Higher education overview North west University march 2012
Economic Growth and Human Development A substantial body of academic and technical literature provides evidence of the relationship between informationalism, productivity and competitiveness for countries, regions and business firms. But, this relationship only operates under two conditions: organizational change in the form of networking; and enhancement of the quality of human labor, itself dependent on education and quality of life. (Castells and Cloete, 2011) The structural basis for the growing inequality, in spite of high growth rates in many parts of the world, is the growth of a highly dynamic, knowledge-producing, technologically advanced sector that is connected to other similar sectors in a global network, but it excludes a significant segment of the economy and of the society in its own country.
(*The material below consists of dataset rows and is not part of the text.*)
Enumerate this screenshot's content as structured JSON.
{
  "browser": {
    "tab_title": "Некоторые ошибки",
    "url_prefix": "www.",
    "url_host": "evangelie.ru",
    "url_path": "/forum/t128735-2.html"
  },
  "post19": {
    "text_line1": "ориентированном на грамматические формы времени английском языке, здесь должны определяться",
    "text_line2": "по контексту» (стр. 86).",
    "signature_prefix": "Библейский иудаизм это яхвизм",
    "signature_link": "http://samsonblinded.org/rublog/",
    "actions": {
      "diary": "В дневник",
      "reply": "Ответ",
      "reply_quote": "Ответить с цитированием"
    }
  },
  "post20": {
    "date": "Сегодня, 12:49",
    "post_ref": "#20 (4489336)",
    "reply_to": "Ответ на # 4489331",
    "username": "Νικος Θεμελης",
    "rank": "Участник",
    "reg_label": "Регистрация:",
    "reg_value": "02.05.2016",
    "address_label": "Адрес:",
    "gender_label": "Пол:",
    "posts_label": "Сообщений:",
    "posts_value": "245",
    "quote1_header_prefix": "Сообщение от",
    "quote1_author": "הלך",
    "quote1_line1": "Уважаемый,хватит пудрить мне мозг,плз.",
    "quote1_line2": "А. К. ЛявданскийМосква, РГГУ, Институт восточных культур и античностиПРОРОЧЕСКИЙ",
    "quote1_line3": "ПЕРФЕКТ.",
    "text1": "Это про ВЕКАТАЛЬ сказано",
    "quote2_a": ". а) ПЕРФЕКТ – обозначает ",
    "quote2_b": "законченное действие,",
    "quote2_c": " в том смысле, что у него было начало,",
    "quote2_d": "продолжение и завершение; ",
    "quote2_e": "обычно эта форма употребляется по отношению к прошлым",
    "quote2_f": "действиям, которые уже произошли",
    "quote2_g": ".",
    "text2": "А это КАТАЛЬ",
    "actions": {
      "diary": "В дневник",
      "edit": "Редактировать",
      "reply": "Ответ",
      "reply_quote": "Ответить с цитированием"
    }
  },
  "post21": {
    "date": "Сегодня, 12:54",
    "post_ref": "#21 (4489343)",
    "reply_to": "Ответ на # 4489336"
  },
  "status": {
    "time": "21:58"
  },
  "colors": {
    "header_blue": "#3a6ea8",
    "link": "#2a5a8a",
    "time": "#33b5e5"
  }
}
The lack of human development prevents what Manuel Castells calls the ‘virtuous cycle’, which constrains the dynamic economy. (Castells and Cloete, 2011) Connecting growth to human development – trickle down don’t work
Economic Growth in Post Apartheid SA During the first decade of the post-apartheid era in South Africa, gross domestic product (GDP) grew at a ‘modest rate’, averaging one percent, though edging up more recently to three percent. Nevertheless, this has been the longest period of positive growth in its history How did this growth happen? The envisaged post-1994 economic policies for the development project stated that the economy would require steering onto a new development path which, amongst others, would reduce dependence on resource sectors through industrial deepening and diversification (Bhorat 2010).
Economic Growth and the 2008 Financial Crisis The worst impact of the 2008crisis, resulted in at least a million job losses, and is associated with: • structural industrial weaknesses and de-industrialization as a result of development centred around mining and minerals • continued reliance on extractive mining and minerals exports • consumption led growth and increased investment in services sectors, such as finance and retail • speculative asset bubbles in real estate and finance and increased construction (mainly around the 2010 Soccer World Cup) and car sales • the role of the financial sector which has emulated the behaviour of US financial institutions in increasing leverage and misallocation of capital in SA economy. (Mohamed 2009)
Poverty Reduction in Post Apartheid SA The stated goal of the post-apartheid economic policy was to reduce poverty, inequality and unemployment. A 2% growth should lead to a 1-7% reduction in poverty, depending on the country – meaning the success of redistributive policies (Bhorat 2010a). In South Africa, poverty declined from 52% in 1995 to 49% in 2005 and in the lower poverty group a 7% decline (31% to 24%). In addition, there were definite gains in poverty reduction, particularly in African female-headed households (Bhorat 2010a). All people, regardless of race, experienced increases in expenditure, meaning that growth was ‘pro-poor’. Despite the modest gains in poverty reduction, the inequality gap did not decrease; instead, it increased amongst all groups. This led Bhorat (2010a) to conclude that in 1994 South Africa was ‘one of the world’s most unequal societies, but by 2005 it may have become the world’s most unequal’.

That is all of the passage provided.